A group policy is a type of term policy which generally offers low rates because the coverage protects members of a large group, diluting individual risk.
The trade-off is less control over your policy — or no control at all. Coverage amounts may be capped at 1 to 2 years of salary. Also, the policy isn’t portable. If you change jobs, you can lose your coverage.
Joint Life Insurance
As an option on many policies, joint life insurance can insure married couples on the same policy. You can choose from 2 policy structures.
- First-to-Die Policies: Despite the ominous name, a first-to-die joint life insurance policy offers an affordable way to insure 2 married people, with the surviving spouse receiving the life insurance payout if the other spouse dies during the policy term.
- Survivorship Life Insurance (Second-to-Die): With a second-to-die life insurance policy, also known as a survivorship life policy, the policy’s death benefit is paid to the named beneficiaries after the second spouse dies. There is no payout to the second spouse after the first spouse passes. Some households use a survivorship life insurance policy in combination with other estate planning financial tools.
Key Person Life Insurance
In some businesses, a particular employee may play such an important role that the business would suffer a loss if they died unexpectedly.
Key person life policies address this concern by insuring the business against the possibility of a key person’s death. The business purchases the policy and the business is the beneficiary if the insured (key person) dies during the coverage term.
Mortgage Life Insurance
Many people buy life insurance when they buy a home. In fact, a specialized product called mortgage life insurance or mortgage protection insurance addresses this market.
However, there may be a few reasons to choose another type of coverage instead. Because mortgage life policies target mortgage debt specifically, the amount of coverage goes down over time, tracking your mortgage balance.
As another thing to consider, the mortgage lender is often the beneficiary for a mortgage life insurance policy.

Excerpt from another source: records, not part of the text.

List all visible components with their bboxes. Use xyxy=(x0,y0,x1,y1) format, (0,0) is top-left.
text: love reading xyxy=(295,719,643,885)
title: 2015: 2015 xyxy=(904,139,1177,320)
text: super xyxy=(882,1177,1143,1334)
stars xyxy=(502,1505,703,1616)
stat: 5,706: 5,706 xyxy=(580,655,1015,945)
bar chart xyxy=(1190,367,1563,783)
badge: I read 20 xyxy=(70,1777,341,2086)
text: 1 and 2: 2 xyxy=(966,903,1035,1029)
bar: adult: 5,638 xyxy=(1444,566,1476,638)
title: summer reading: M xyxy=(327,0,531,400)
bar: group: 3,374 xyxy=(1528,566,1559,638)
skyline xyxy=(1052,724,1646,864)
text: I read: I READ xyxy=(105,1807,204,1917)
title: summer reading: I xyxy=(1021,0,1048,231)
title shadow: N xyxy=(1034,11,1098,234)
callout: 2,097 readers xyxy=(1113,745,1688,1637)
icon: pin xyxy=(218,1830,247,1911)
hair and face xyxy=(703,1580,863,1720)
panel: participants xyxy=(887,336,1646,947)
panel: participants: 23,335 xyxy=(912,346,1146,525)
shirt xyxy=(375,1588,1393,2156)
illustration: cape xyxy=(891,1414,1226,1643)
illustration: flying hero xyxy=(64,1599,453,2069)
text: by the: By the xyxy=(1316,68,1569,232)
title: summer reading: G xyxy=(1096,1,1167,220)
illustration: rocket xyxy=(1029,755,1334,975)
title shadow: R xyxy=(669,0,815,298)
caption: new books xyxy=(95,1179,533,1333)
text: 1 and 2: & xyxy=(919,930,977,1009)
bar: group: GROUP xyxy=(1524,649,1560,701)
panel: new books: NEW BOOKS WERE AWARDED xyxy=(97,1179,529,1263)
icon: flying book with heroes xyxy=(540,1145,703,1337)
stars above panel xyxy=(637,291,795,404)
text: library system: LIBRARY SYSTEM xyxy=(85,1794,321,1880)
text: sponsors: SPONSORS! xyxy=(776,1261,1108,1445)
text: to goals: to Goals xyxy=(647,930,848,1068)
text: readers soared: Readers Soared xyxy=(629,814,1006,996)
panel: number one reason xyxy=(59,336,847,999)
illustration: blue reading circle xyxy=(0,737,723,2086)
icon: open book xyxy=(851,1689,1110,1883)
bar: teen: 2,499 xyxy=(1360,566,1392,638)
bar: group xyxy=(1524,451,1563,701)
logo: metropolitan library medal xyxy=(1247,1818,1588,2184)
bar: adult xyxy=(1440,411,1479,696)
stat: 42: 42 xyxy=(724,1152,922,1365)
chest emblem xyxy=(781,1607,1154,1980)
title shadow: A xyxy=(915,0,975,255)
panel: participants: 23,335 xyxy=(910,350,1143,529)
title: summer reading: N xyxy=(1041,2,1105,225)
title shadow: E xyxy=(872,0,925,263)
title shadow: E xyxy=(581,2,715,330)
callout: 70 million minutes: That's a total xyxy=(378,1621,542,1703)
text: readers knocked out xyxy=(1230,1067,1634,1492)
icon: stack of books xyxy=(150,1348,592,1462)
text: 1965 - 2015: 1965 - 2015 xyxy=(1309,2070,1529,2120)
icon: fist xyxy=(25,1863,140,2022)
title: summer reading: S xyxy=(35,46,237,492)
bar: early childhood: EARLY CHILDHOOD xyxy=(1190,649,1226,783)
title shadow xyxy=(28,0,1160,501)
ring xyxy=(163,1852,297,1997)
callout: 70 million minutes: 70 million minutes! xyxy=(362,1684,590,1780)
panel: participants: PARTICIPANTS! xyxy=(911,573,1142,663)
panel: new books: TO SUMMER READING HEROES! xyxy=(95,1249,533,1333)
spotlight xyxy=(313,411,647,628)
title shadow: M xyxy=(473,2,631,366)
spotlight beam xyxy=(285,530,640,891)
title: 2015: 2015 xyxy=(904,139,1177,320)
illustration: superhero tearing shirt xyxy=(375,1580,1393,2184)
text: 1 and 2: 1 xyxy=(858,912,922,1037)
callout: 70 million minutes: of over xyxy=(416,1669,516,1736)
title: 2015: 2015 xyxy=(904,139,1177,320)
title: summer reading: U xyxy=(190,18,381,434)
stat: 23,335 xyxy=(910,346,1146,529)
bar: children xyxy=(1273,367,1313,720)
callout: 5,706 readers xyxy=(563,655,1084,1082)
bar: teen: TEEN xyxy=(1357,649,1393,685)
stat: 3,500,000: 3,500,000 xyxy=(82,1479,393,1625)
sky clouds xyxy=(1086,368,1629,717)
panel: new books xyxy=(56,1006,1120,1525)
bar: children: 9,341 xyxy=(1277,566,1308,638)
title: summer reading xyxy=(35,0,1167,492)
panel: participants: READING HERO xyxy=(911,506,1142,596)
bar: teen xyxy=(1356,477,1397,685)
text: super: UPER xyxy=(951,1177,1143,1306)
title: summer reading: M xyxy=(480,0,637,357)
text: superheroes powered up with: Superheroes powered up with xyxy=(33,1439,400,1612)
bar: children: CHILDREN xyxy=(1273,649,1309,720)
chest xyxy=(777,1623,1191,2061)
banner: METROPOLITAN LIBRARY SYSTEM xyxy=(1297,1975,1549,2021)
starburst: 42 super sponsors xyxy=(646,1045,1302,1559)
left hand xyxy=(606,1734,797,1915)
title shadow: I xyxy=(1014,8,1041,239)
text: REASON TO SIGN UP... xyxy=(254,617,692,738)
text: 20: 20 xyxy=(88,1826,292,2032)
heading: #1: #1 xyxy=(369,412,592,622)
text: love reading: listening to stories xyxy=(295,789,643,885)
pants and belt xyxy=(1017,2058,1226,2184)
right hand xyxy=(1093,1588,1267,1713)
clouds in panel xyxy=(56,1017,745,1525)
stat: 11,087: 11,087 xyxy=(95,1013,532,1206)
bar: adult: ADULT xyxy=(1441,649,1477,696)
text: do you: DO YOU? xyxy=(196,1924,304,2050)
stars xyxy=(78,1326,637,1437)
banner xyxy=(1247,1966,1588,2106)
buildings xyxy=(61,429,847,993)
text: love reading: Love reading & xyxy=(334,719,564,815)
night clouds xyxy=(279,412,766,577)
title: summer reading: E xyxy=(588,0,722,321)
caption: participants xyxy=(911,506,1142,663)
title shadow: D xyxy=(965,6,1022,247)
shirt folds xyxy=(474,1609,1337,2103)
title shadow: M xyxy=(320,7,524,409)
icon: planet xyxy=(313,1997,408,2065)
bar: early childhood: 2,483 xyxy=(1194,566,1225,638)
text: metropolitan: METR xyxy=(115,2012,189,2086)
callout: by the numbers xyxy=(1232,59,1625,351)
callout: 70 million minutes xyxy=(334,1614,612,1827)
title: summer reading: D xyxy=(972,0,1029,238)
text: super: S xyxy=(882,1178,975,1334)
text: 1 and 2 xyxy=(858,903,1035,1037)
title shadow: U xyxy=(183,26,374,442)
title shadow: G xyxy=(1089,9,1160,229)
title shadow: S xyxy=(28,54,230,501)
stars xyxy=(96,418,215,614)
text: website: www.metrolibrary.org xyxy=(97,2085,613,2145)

This means the policy won’t provide any additional money for your family.
When I bought my home, my lender suggested a mortgage life insurance policy. I chose to purchase a term life policy instead from an independent agent. With a term life policy, my coverage amount didn’t decrease over time, which is a downside to mortgage life policies.
Also, because my term policy matched rates more closely to my health, premiums have remained affordable.I had to get an exam to lock in my rate, something I didn’t need to do for a mortgage life policy, but the medical exam experience was painless. Most times, insurers can schedule life insurance exams around your schedule.
Life insurance shopping has come a long way since I bought my term life policy. With online marketplaces like Policygenius, comparing rates and policy features is a breeze. Compare quotes online in just minutes. Experienced agents are just a click away if you have a question.
Which Type of Life Insurance Should I Choose?
When I chose my life insurance policy, I considered coverage amounts and affordability. For my needs, a term policy offered a perfect fit because I could purchase ample coverage with a low monthly premium.
But I also considered a whole life policy because the coverage lasts a lifetime. In the end, a term policy struck me as a better value given my goal of providing for my family affordably.
Think about your goals before making a purchase decision. There’s a type of policy or a policy add-on for nearly any situation you can imagine.
For many households, the best solution may be a term policy because a term policy’s affordable premiums help ensure your coverage always fits your budget. If you see more benefit in a policy that can build cash value, consider a whole life policy or universal life variant.
Take your time to be sure the choice you make will fit your needs now and in the years to come. But don’t wait too long. With every passing birthday, the cost of starting a policy may go up as well.